Defalarca dile getirdik. Sermaye iktidarı toplumu yönetemiyor. Uzun bir süredir topluma karşı savaşıyor. Her türlü araçla savaşıyor. Sindirmeye çalışıyor. Korkuyla esir almak istiyor.
İstiyor istemesine ya... kimsenin hakim olamadığı ve olamayacağı nesnel hareket, emekçi yığınları sürekli ileri gitmeye, sermaye ile her alanda karşı karşıya gelmeye, sermayenin faşist devletine karşı harekete geçmeye zorluyor. Bu şartlardan doğan “cesaret”, covid-19 salgınından daha hızlı yayılıyor!

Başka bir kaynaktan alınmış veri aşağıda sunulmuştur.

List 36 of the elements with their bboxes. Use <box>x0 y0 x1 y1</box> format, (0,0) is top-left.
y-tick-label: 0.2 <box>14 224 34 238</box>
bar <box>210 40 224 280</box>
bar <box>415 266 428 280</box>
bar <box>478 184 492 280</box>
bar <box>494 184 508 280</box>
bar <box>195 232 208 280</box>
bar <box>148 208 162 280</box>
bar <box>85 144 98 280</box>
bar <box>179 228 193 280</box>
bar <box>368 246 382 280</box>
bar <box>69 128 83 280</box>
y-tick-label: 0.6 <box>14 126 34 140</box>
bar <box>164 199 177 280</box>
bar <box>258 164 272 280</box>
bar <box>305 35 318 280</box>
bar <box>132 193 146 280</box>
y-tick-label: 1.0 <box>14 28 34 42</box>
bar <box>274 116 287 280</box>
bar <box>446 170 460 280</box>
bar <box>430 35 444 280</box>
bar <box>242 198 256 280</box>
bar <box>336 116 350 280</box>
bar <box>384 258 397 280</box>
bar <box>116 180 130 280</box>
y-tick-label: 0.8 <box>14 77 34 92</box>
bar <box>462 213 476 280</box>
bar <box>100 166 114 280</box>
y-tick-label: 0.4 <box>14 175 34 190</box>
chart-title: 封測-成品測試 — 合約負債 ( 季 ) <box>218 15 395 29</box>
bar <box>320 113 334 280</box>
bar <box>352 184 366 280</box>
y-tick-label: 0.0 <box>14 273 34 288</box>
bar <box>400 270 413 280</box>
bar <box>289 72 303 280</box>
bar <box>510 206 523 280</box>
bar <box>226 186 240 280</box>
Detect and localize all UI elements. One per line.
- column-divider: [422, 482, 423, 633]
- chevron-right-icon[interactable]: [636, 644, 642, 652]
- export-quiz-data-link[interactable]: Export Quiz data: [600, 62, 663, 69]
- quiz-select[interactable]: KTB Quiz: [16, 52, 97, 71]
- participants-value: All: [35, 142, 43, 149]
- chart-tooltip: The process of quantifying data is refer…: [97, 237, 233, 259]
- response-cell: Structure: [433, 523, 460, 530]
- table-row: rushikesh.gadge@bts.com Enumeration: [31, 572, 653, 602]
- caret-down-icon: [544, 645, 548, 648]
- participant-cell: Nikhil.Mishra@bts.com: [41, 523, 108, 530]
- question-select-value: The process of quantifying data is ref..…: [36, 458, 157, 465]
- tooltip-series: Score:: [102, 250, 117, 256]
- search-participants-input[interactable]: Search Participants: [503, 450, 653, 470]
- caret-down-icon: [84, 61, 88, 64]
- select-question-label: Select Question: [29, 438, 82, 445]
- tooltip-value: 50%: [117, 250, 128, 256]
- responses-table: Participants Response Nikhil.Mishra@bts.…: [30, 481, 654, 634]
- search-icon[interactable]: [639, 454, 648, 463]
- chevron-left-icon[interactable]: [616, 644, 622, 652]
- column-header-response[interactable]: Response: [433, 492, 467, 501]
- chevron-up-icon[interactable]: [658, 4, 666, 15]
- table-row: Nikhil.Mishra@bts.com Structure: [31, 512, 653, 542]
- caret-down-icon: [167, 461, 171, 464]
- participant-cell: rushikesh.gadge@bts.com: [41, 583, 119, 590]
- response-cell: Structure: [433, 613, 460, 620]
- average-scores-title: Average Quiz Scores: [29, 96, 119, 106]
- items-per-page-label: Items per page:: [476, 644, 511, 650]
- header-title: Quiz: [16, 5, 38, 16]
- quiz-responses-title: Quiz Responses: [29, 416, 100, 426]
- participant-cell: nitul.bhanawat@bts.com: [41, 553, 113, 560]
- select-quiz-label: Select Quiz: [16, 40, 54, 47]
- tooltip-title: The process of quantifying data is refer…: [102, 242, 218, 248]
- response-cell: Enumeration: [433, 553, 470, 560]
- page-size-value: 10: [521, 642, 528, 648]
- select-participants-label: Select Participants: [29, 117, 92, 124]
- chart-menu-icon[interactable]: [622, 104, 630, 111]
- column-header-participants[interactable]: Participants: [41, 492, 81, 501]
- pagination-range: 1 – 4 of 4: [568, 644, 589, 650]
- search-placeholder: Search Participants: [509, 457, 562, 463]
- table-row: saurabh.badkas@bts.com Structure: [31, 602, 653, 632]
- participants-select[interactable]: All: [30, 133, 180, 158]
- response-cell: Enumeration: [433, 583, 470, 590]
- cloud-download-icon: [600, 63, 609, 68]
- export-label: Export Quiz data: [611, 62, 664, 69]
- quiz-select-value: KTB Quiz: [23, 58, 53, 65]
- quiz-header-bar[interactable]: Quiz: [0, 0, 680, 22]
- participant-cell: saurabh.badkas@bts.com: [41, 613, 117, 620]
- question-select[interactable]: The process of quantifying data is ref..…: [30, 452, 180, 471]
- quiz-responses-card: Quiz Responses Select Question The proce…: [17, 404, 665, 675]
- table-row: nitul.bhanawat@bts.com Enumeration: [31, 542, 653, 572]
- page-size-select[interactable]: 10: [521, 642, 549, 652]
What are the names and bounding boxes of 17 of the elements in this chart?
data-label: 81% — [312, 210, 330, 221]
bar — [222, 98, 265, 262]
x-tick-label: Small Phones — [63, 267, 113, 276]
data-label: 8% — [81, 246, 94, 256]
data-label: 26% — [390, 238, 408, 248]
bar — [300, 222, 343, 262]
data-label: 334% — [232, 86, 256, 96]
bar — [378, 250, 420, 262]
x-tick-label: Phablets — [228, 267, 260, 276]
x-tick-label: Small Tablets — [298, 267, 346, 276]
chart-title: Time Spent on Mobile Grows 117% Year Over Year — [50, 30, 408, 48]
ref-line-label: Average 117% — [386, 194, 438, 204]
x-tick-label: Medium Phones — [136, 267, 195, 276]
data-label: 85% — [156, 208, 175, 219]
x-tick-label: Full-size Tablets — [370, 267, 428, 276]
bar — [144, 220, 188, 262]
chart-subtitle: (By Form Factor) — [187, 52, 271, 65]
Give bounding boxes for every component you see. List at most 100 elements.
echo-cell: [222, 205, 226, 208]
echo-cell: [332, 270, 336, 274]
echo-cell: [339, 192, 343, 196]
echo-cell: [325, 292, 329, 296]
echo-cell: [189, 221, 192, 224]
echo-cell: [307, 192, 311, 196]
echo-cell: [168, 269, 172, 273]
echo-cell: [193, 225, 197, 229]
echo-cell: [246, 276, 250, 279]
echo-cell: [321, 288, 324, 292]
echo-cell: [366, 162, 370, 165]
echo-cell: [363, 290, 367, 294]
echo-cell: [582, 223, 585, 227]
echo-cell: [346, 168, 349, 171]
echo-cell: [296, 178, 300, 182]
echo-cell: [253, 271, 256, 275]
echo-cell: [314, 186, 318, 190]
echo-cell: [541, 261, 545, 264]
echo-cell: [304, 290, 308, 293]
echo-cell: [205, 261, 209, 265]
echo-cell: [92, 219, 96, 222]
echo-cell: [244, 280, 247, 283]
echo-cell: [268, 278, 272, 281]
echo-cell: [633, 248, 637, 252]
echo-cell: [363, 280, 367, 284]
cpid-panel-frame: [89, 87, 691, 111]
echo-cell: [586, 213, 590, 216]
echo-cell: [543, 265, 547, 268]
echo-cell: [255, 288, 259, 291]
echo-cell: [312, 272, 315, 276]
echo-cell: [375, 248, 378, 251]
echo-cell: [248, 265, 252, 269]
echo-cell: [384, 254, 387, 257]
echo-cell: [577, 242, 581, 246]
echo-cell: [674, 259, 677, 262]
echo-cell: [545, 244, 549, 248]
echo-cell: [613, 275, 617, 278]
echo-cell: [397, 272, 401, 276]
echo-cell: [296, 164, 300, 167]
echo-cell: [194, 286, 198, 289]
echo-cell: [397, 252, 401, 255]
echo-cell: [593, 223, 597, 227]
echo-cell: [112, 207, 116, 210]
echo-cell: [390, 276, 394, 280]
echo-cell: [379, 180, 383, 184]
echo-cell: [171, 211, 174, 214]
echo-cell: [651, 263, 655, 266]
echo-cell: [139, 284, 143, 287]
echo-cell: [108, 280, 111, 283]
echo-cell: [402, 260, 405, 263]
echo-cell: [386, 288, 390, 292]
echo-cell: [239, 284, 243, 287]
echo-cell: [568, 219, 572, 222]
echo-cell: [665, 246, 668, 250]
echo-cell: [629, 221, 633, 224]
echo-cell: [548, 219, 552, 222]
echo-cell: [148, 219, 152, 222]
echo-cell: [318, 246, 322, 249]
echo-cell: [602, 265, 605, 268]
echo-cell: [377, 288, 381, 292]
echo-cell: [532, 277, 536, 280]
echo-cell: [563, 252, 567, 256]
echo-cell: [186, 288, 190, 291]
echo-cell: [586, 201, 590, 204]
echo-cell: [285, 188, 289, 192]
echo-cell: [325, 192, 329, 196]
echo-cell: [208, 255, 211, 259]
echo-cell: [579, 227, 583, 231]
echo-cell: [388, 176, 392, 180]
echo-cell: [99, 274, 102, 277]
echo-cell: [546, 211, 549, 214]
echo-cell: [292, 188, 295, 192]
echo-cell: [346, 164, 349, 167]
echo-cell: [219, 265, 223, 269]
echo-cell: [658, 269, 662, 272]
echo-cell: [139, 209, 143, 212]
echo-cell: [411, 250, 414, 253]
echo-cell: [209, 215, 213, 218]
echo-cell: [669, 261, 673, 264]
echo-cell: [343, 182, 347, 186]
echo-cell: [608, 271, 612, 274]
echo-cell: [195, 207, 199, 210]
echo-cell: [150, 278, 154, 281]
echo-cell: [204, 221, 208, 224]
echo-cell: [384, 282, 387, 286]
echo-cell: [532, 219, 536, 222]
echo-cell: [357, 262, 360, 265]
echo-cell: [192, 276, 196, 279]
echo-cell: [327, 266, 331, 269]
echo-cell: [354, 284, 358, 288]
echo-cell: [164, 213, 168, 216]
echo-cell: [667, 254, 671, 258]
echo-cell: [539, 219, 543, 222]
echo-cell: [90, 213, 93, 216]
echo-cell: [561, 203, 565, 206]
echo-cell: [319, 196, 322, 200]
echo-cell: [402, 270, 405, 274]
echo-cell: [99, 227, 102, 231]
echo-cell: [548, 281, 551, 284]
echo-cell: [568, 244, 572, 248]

Sermaye için bir çıkışsız paradoks bu. Korku salmak için attığı her adım, uyguladığı her baskı, zaten son raddeye kadar sıkışmış toplumsal öfkenin kabarışına sebep oluyor. Öfke, cesarete kapı aralıyor. Emekçi yığınlar ilerlemek zorunda kalıyor. Bu durum yeni baskı ve tehdit girişimlerini tetikliyor. Sebep ve sonuç birbirini kovalıyor, birbirine dönüşüyor.
Burjuvazi aklı selimi çoktan yitirdi. Soğukkanlı düşünüp adım atacak hali yok. Tüm dünyada böyle, sadece bizde değil. İnanmayan Trump’a baksın!
Korku dolu kabuslarla yatıp kalktığından olsa gerek, Saray erbabı yasa taslakları hazırlayıp duruyor. Odalar, seçim yasaları, parti kanunları...
Hiç’ten hiçbir şey çıkmaz ya... Kendi hiçliği içinde tamamen yitip giden Meclis, açılır açılmaz ilk iş olarak “Bekçi kanunu” çıkarmaya koyulmuş. Bekçilere kimlik sorma yetkisi, gözaltı yetkisi, silah kullanma yetkisi... tek sözle polisin yanına bir polis daha! Hazır ipten kazıktan kurtulanları da cezaevlerinden salmışken, bekçilere de ek yetkiler verildi mi... Hesap bu kuşkusuz. Lakin ne işler hesap kitaba göre yürür, ne süreklileşmiş baskı ve şiddet sonuç verir. Tersine, süreklileştiği oranda sıradanlaşır, tüm gücünü yitirir.
Kadıköy’de tüm baskılarınıza meydan okuyan gençler bunun canlı kanıtı değil mi!